Materials and Methods
A trial was conducted at the McGrath Family Farm in Camarillo, California to determine the effect of topping on three varieties of industrial hemp for CBD production. Soil was disked and fertilized with 7.5-5-7.5 NPK at 800 pounds per acre. On June 26, beds were formed and black plastic mulch was laid down along with the drip irrigation. Beginning in the middle of July, the plants were fertilized once a week with a 10-0-0 fertilizer (Ferticell Explorer) at 2 pounds per gallon and a 2-20-2 fertilizer (Ferticell Active NPK) at 2.8 pounds per gallon until August 15. The last three fertilizer applications included a micronutrient fertilizer 1-0-0 (Microelements 1-0-0 Ferticell) at 1 pint per gallon. All fertility amendments were approved for use in a USDA-certified organic system. On July 10, seedlings were transplanted in a split-plot design with topping practice as main treatment and varieties as secondary factor with four replicates. Plants were transplanted with a 4-by-7-foot spacing, 1.556 plants per acre. At the beginning of August male plants were removed.
Data collection on plant growth started two weeks after transplant and repeated at 15 days intervals recording morphological characteristics such as plant height and number of nodes. Topping practice was performed during the first week of August, removing the apical node of the main shoot (see the photo at top right).

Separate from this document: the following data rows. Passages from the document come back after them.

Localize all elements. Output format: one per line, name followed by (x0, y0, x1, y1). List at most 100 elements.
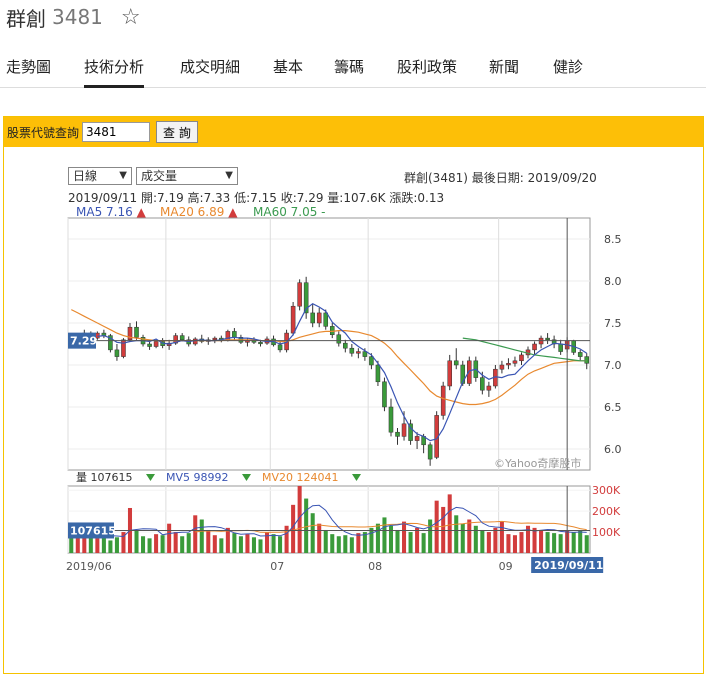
volume-bar (219, 538, 224, 553)
volume-bar (134, 529, 139, 553)
volume-bar (447, 494, 452, 553)
volume-bar (154, 534, 159, 553)
candle-body (277, 344, 283, 351)
volume-plot-area (67, 485, 591, 554)
candle-body (134, 326, 139, 338)
volume-bar (258, 539, 263, 553)
x-axis-label: 09 (499, 560, 513, 573)
volume-tick-label: 300K (592, 484, 621, 497)
volume-bar (278, 536, 283, 553)
candle-body (519, 354, 524, 362)
candle-body (414, 436, 420, 441)
volume-bar (421, 533, 426, 553)
candle-body (577, 352, 583, 357)
candle-body (512, 360, 518, 364)
price-tick-label: 6.5 (604, 401, 622, 414)
candle-body (356, 351, 361, 354)
candle-body (323, 312, 329, 327)
volume-bar (558, 534, 563, 553)
candle-body (506, 363, 511, 366)
candle-body (232, 331, 237, 338)
candle-body (558, 343, 563, 352)
x-axis-label: 08 (368, 560, 382, 573)
candle-body (401, 423, 407, 437)
volume-bar (212, 535, 217, 553)
volume-bar (375, 523, 380, 553)
volume-bar (141, 536, 146, 553)
price-tick-label: 6.0 (604, 443, 622, 456)
volume-legend: 量 107615 (76, 471, 133, 484)
volume-bar (467, 519, 472, 553)
candle-body (584, 356, 590, 364)
volume-bar (473, 525, 478, 553)
volume-bar (369, 527, 374, 553)
volume-bar (271, 534, 276, 553)
volume-bar (486, 532, 491, 553)
volume-bar (349, 537, 354, 553)
price-tick-label: 7.0 (604, 359, 622, 372)
volume-bar (245, 534, 250, 553)
volume-bar (532, 527, 537, 553)
volume-bar (388, 525, 394, 553)
candle-body (427, 444, 433, 460)
volume-bar (160, 535, 165, 553)
volume-bar (539, 529, 544, 553)
candle-body (297, 282, 302, 307)
volume-bar (284, 525, 289, 553)
price-tick-label: 8.0 (604, 275, 622, 288)
cursor-volume-label: 107615 (70, 524, 116, 537)
down-arrow-icon (352, 474, 361, 481)
volume-bar (578, 529, 583, 553)
volume-bar (512, 535, 517, 553)
candle-body (258, 342, 263, 345)
volume-bar (330, 534, 335, 553)
volume-bar (395, 529, 400, 553)
volume-bar (571, 532, 576, 553)
volume-bar (454, 515, 459, 553)
candle-body (153, 341, 159, 347)
candle-body (114, 349, 120, 357)
cursor-price-label: 7.29 (70, 335, 97, 348)
volume-bar (402, 521, 407, 553)
volume-bar (428, 519, 433, 553)
candle-body (486, 385, 492, 391)
candle-body (329, 326, 335, 336)
volume-bar (69, 536, 74, 553)
volume-bar (206, 529, 211, 553)
volume-bar (114, 537, 119, 553)
candle-body (343, 342, 348, 349)
candle-body (453, 360, 459, 366)
volume-bar (173, 532, 178, 553)
volume-bar (310, 513, 315, 553)
candle-body (290, 305, 296, 334)
down-arrow-icon (242, 474, 251, 481)
volume-bar (480, 529, 485, 553)
volume-bar (238, 536, 243, 553)
volume-bar (264, 532, 270, 553)
candle-body (336, 334, 342, 344)
volume-bar (147, 538, 152, 553)
candle-body (499, 364, 505, 370)
volume-bar (251, 537, 256, 553)
candle-body (310, 312, 315, 324)
candle-body (440, 385, 446, 416)
candle-body (447, 360, 452, 387)
mv5-legend: MV5 98992 (166, 471, 229, 484)
candle-body (532, 343, 537, 351)
down-arrow-icon (146, 474, 155, 481)
volume-bar (545, 532, 550, 553)
volume-bar (493, 527, 498, 553)
candle-body (212, 337, 218, 341)
volume-bar (343, 535, 348, 553)
x-axis-label: 2019/06 (66, 560, 112, 573)
volume-tick-label: 100K (592, 526, 621, 539)
volume-bar (199, 519, 204, 553)
mv20-legend: MV20 124041 (262, 471, 339, 484)
volume-bar (180, 536, 185, 553)
volume-bar (167, 523, 172, 553)
x-axis-label: 07 (270, 560, 284, 573)
volume-bar (336, 536, 341, 553)
watermark: ©Yahoo奇摩股市 (494, 456, 581, 470)
stock-chart[interactable]: 8.5 8.0 7.5 7.0 6.5 6.0 2019/06 07 08 09 300K 200K 1… (0, 0, 706, 681)
volume-bar (304, 498, 309, 553)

Plants were harvested according to visual evaluation of inflorescence ripeness on Sept. 25, Oct. 17 and Nov.3 for First Frost, Grape Soda and Cherry Soda varieties, respectively. Plants were destructively sampled and total dry weight of above and below ground biomass of ten plants of each variety in each main plot were measured at harvest.

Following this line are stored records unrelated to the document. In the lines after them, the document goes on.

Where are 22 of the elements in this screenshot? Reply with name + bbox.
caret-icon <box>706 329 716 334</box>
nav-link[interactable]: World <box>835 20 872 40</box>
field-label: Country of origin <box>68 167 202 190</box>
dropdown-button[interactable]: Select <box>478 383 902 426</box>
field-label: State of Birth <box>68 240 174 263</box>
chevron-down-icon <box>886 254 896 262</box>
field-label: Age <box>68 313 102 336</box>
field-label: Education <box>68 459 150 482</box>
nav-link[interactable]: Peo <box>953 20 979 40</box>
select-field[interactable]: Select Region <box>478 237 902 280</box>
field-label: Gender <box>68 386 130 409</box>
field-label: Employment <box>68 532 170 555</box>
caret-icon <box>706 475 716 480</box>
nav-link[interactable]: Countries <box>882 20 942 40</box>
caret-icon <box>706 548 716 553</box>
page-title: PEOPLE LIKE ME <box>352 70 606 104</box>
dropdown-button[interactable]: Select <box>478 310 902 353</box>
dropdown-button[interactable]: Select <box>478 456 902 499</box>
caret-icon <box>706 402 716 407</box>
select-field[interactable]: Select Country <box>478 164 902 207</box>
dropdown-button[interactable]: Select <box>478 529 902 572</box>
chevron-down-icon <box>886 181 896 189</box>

In the study presented here, growth and production of three industrial hemp varieties after topping pruning practice was reported. It was shown that topping, a form of pruning that removes the apical meristem to promote lateral branching, positively impacted hemp production, increasing plants aboveground biomass of Grape Soda and Cherry Soda varieties. Hence, it is recommended to incorporate this canopy management procedure in hemp growing practices for Grape Soda and Cherry Soda production. Above ground plants’ weight of topped and un-topped First Frost variety did not differ, therefore a topping practice on this variety is not currently advised.
In this experiment topping was performed one-time only, before flowering; however the effects of earlier topping dates and the frequency of the cut need to be investigated as well as the effect of topping on cannabinoid production, which ultimately determines the economic value of the crop.
Additional analyses will consider the cannabinoid production, economic value and labor costs associated with topping.